8 thoughts on “LA GRANDE TUEUSE DE NOS HOPITAUX

  1. Salma, comme tu l’as si bien dit, nos hôpitaux ne sont rien moins que des boutiques !!! J’ai perdu ma grand-mère sous mes yeux aux urgences de l’Hôpital Général parce qu’il m’a fallu courir dans tous les sens pour acheter les produits pour les 1ers soins (pas moins de 4 aller-retour à la pharmacie parce qu’il manquait un tel ou un tel….). C’est triste, mais c’est la dure réalité.
    J’ose croire que de mon vivant, je verrai du changement dans le milieu hospitalier…..

  2. Grrrh, Ce cas de figure n’est pas du tout spécifique à cet hôpital, les patients sont ainsi traités dans la plupart des hôpitaux de référence du pays. Vivement une prise de conscience !et un peu d’humanisme .

  3. Je ne suis pas surpris mais le faire à une jeune maman et en plus laisser pleurer son bout de choux comme cela c’est cruel car j’imagine la voix stridente de ce nouveau né lui fendre le coeur déjà meurtri par les lames de la cesarienne. Ou va notre pays les bonnes moeurs et la crainte de Dieu (le tout puissant) ayant totalement disparu.
    Merci Salma de nous rappeler nos souffrances quotidiennes et celles des autres car lorsqu’on ne fréquente pas ces lieux (les hopitaux) on s’imagine que tout est rose alors que tellement de personne souffre.
    Bonne continuité car chaque pièrre qu’on pose est un pas vers le changement et pas un pas sans Jésus christ.

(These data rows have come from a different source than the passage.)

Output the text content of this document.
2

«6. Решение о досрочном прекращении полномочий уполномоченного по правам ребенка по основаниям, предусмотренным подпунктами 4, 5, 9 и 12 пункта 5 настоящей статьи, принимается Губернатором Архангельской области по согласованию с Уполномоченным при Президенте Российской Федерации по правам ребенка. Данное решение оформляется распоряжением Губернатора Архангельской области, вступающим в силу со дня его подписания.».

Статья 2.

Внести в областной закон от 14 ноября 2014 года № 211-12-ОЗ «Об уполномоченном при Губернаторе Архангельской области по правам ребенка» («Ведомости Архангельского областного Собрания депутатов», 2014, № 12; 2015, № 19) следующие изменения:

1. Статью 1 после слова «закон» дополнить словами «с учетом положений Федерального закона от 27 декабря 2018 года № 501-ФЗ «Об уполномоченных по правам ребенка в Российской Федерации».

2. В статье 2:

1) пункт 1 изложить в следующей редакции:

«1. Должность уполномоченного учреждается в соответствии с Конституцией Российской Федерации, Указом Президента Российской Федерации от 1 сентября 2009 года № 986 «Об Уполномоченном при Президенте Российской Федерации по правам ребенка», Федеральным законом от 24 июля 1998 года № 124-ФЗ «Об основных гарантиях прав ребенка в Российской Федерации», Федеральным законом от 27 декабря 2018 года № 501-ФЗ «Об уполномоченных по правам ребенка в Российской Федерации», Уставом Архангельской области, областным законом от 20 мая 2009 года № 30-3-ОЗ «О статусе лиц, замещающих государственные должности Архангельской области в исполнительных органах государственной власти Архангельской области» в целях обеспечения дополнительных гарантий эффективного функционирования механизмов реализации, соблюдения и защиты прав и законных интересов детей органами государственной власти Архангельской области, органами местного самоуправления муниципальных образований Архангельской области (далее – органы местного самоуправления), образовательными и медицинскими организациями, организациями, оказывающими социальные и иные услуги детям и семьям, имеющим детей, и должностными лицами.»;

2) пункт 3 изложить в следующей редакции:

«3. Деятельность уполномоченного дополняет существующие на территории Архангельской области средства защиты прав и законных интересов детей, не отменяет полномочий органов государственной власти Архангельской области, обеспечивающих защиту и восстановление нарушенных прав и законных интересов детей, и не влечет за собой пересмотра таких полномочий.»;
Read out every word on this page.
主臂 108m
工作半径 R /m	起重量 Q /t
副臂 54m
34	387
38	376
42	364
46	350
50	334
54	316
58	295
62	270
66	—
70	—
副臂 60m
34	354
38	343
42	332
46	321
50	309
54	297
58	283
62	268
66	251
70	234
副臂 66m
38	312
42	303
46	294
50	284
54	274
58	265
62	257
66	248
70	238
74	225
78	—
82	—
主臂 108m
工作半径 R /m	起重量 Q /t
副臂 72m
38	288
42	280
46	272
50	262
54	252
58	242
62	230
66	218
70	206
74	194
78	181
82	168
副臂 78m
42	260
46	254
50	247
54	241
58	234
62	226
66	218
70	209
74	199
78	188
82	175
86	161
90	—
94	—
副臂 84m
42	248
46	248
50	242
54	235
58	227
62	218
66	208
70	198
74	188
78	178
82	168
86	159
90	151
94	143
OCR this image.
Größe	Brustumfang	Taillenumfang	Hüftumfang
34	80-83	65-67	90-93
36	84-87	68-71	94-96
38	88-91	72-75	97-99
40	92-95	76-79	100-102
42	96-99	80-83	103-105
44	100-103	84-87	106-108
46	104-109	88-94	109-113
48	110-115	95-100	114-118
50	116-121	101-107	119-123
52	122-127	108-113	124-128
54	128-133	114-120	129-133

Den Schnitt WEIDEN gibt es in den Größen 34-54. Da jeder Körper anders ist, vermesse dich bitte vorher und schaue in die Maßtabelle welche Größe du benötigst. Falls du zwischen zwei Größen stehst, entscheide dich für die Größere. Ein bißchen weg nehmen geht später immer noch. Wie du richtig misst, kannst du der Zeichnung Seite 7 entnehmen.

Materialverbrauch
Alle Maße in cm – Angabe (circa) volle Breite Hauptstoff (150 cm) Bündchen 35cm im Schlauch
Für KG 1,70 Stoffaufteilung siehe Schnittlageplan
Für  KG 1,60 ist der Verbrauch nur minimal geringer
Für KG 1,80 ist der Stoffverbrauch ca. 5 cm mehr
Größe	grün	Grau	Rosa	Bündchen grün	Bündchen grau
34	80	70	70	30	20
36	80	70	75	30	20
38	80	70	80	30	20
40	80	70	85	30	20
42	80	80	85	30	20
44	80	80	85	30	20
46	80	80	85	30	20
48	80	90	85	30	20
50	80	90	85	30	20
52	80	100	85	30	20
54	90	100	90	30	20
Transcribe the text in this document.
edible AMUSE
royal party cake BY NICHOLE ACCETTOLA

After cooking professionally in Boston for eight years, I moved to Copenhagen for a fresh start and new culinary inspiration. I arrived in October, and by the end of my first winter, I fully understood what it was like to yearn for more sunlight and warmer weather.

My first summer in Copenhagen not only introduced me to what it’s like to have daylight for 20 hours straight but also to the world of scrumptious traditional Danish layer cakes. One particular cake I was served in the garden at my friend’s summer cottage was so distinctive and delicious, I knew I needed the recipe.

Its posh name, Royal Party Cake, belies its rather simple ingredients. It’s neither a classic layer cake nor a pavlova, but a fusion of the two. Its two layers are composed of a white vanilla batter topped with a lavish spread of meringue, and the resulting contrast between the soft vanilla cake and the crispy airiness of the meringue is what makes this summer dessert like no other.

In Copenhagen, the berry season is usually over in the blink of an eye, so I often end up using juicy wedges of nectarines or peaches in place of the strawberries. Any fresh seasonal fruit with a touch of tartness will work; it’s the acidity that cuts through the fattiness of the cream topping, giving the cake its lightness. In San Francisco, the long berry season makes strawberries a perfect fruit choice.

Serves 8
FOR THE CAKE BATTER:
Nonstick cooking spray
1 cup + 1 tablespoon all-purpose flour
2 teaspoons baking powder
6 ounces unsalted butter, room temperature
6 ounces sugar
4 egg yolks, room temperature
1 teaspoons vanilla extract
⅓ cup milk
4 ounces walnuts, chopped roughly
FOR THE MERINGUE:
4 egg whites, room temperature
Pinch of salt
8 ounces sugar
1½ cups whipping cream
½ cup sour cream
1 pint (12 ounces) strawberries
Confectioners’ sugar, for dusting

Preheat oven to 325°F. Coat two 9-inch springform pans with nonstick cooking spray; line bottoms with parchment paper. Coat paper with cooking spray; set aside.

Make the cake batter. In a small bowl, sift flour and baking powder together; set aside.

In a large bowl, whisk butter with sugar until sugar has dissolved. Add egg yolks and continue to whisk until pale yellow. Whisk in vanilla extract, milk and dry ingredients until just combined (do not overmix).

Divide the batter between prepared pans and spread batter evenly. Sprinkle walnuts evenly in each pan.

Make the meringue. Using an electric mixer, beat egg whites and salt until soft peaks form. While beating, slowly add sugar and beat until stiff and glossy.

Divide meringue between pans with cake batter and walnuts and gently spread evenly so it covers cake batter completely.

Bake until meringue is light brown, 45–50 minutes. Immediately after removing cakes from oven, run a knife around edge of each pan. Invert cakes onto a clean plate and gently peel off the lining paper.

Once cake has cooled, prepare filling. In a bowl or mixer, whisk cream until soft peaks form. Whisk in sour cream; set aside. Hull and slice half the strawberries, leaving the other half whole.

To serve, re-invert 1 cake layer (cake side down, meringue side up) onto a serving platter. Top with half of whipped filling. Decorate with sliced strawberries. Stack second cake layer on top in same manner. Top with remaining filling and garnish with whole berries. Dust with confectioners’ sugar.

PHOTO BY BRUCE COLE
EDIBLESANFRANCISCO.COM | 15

  4. Salma quand je lis des histoires pareille j’ai tout de suite envie de donner raison a Sarkozi pour son discours a Dakar sur le sort de l’Afrique. Tu te rends compte qu’au 21eme siecle on rencontre ce genre de problemes dans nos hopitaux? quand est-ce que certains sortiront de la « repetition » dans la quelle beaucoup sont prisoniers. Quel cercle vicieux J’espere profondement que la jeunesse Africaine fera bon usage de la technologie et communication avancee pour s’inspirer de comment ca se passe ailleurs afin de prendre la releve et de redonner un peu de dignite a cette proffession si essentielle a l’humanite dont beaucoup s’en sont accaparer pour satisfaire leurs envie et desirs de pouvoir et financier quel dommage je reste optimiste. Une question me traverse l’esprit a l’instant: Ou est passee l’esprit de vocation et de compassion qui annimait nos personnels hospitaliers autrefois. (excuses clavier qwerty)

  5. C’ vraiment navrant qu’un pays comme le notre puisse encore souffrir de ce genre de maux. ils sont pourtant la mais d’aucuns failles de le voix. merci d’allumé les lampadaires Salmy. courage

  6. Haoussa, ton récit est terrible. il faut être un homme pour le lire jusqu’à la fin. Malheureusement c’est la triste vérité de notre Cameroun. Et il y a des gens qui trouvent que tout va pour le mieux dans le meilleur des mondes. La solution c’est peut-être de s’immoler comme le font des jeunes dans les pays arabes (je ne te le conseille surtout pas maintenat, attends quelques mois et après avoir fais ce que tu dois faire, fais -le. – Je rigole évidemment). Sérieusement ce qui se passe dans les services sociaux camerounais est flippant et tout le monde se plaint et tout le monde torture.

  7. Je ne sais pas trop bien si c’est la réalité ou une fiction de ta part Salma, mais dire que j’ai de la vaine quand je m’y rend dans cet hôpital pour des consultations(en passant,j’avais été reçu en urgence (22h30-1h00) et l’accueil était fort sympathique), je n’ai pas eu le même accueil effroyable dont tu décris. Comme tu fais du journalisme d’investigation je retiens mon souffle et je te souhaite bonne continuation et plus de faits que d’effets dans ta prochaine livraison.